尽管手动定义了RemoteRef,但未定义RemoteRef - Julia

时间:2018-05-14 10:56:07

标签: arrays parallel-processing julia

我正在使用Julia版本0.6.2并在第15行遇到错误,说明RemoteRef未定义。但是,当我尝试定义它时,例如RemoteRef{Channel{Any}}(x,y,z)我仍然得到同样的错误。 @spawn用于稍后将其链接到另一个函数中,fetch()也用于代码中以将其链接回来。这曾用于版本0.4.7但我正在尝试更新代码。

我尝试手动将RemoteRef添加到repository.Refs列表,但这似乎不起作用。

任何人都可以对这个问题有任何见解吗?谢谢。

 Pkg.add("DataFrames")
 Pkg.clone("git://github.com/wkearn/RasterIO.jl")
 Pkg.build("RasterIO")

using DataFrames
using RasterIO

output_file = "point_irradiance.asc"
dtm_file = "///dtm.tif"
dsm_file = "///dsm.tif"
buildings_file = "///build.asc"
extent_file = "///extent.dat"
lamps_file = "////pen_light.csv"
lamp_easting = 3
lamp_northing = 4
lamp_height = 2

@everywhere function lightdist(xdist,ydist,zdist)
    xyzdist = sqrt(xdist^2+ydist^2+zdist^2)
    return (1/(xyzdist^2))
end

function create_point_irradiance()    
    # Read in locations of street maps


    lamps = convert(Matrix, readtable(lamps_file))

    extent = convert(Matrix, DataFrames.readtable(extent_file))
    xindex = collect(extent[1,1]:1:(extent[1,2]-1))
    yindex = collect(extent[1,4]:-1:(extent[1,3]+1))
    xindexmax, = size(xindex)
    yindexmax, = size(yindex)

    nlamps, = size(lamps)
    nlamps = nlamps
    nprocs = 3
    chunk = div(nlamps, nprocs)
    references = Array(RemoteRef, nprocs)

    for core in 1:nprocs
        if (core == 1)
            from = 1
        else
            from = (chunk * (core - 1)) + 1
        end
        if (core == nprocs)
            to = nlamps
        else
            to = chunk * core
        end
        references[core] = @spawn calculate_shadow(lamps[from:to, :], dtm_file, dsm_file, buildings_file, xindex, yindex, xindexmax, yindexmax, lamp_easting, lamp_northing, lamp_height)
    end

    point_irradiance = fill(0.0, (yindexmax, xindexmax))

    for core in 1:nprocs
        point_irradiance += fetch(references[core])
    end

    writedlm(output_file, point_irradiance, " ")

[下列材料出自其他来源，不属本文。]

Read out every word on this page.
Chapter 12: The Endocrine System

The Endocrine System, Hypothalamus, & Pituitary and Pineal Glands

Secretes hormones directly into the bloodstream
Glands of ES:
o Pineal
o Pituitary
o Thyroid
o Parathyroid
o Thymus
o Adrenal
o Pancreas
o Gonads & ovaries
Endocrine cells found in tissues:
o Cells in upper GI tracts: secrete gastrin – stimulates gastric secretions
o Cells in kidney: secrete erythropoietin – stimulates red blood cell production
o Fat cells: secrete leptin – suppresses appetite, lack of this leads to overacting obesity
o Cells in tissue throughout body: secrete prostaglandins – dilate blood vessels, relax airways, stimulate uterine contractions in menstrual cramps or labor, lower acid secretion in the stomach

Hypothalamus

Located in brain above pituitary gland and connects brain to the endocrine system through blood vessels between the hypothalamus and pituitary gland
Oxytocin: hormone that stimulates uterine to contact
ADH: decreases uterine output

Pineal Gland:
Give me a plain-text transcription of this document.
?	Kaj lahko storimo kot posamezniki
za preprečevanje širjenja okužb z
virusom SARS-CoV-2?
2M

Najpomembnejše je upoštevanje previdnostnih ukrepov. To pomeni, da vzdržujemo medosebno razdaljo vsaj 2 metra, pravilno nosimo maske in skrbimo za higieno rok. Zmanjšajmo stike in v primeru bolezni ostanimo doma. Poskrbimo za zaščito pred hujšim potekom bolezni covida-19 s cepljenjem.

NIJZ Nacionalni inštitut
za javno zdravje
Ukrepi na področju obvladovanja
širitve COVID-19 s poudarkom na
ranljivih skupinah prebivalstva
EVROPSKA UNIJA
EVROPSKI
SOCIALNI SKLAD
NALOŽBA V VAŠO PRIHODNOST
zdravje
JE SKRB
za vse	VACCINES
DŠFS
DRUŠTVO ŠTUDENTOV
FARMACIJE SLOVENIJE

    function add_headers(f::IOStream)
        return string("NCOLS ", xindexmax, "\n",
                      "NROWS ", yindexmax, "\n",
                      "XLLCORNER ", extent[1,1], "\n",
                      "YLLCORNER ", extent[1,3], "\n",
                      "CELLSIZE 2 \n",
                      "NODATA_VALUE -9999\n",
                      readall(f))
    end
    content = open(add_headers, output_file);
    f = open(output_file, "w")
    write(f, content)
    close(f)
end

@everywhere function calculate_shadow(lamps, dtm_file, dsm_file, buildings_file, xindex, yindex, xindexmax, yindexmax, lamp_easting, lamp_northing, lamp_height)

    ext = 100
    lamp_ext = 100
    absorbance = 0.1
    sensor_ht = 2.5

    dtmR = RasterIO.openraster(dtm_file, UInt32(0))
    dtm = transpose(RasterIO.fetch(dtmR, 1))
    RasterIO.closeraster(dtmR)

    dsmR = RasterIO.openraster(dsm_file, UInt32(0))
    dsm = transpose(RasterIO.fetch(dsmR, 1))
    RasterIO.closeraster(dsmR)

    buildingsR = RasterIO.openraster(buildings_file, convert(UInt32, 0))
    buildings = transpose(RasterIO.fetch(buildingsR, 1))
    RasterIO.closeraster(buildingsR)

    # Produce raster of structures (buildings, trees, hedges, etc)
    surf = dsm - dtm

    buildings = [if (buildings[ydim, xdim] == 0)
                 0
                 else
                 surf[ydim, xdim]
                 end
                 for ydim =1:yindexmax, xdim=1:xindexmax]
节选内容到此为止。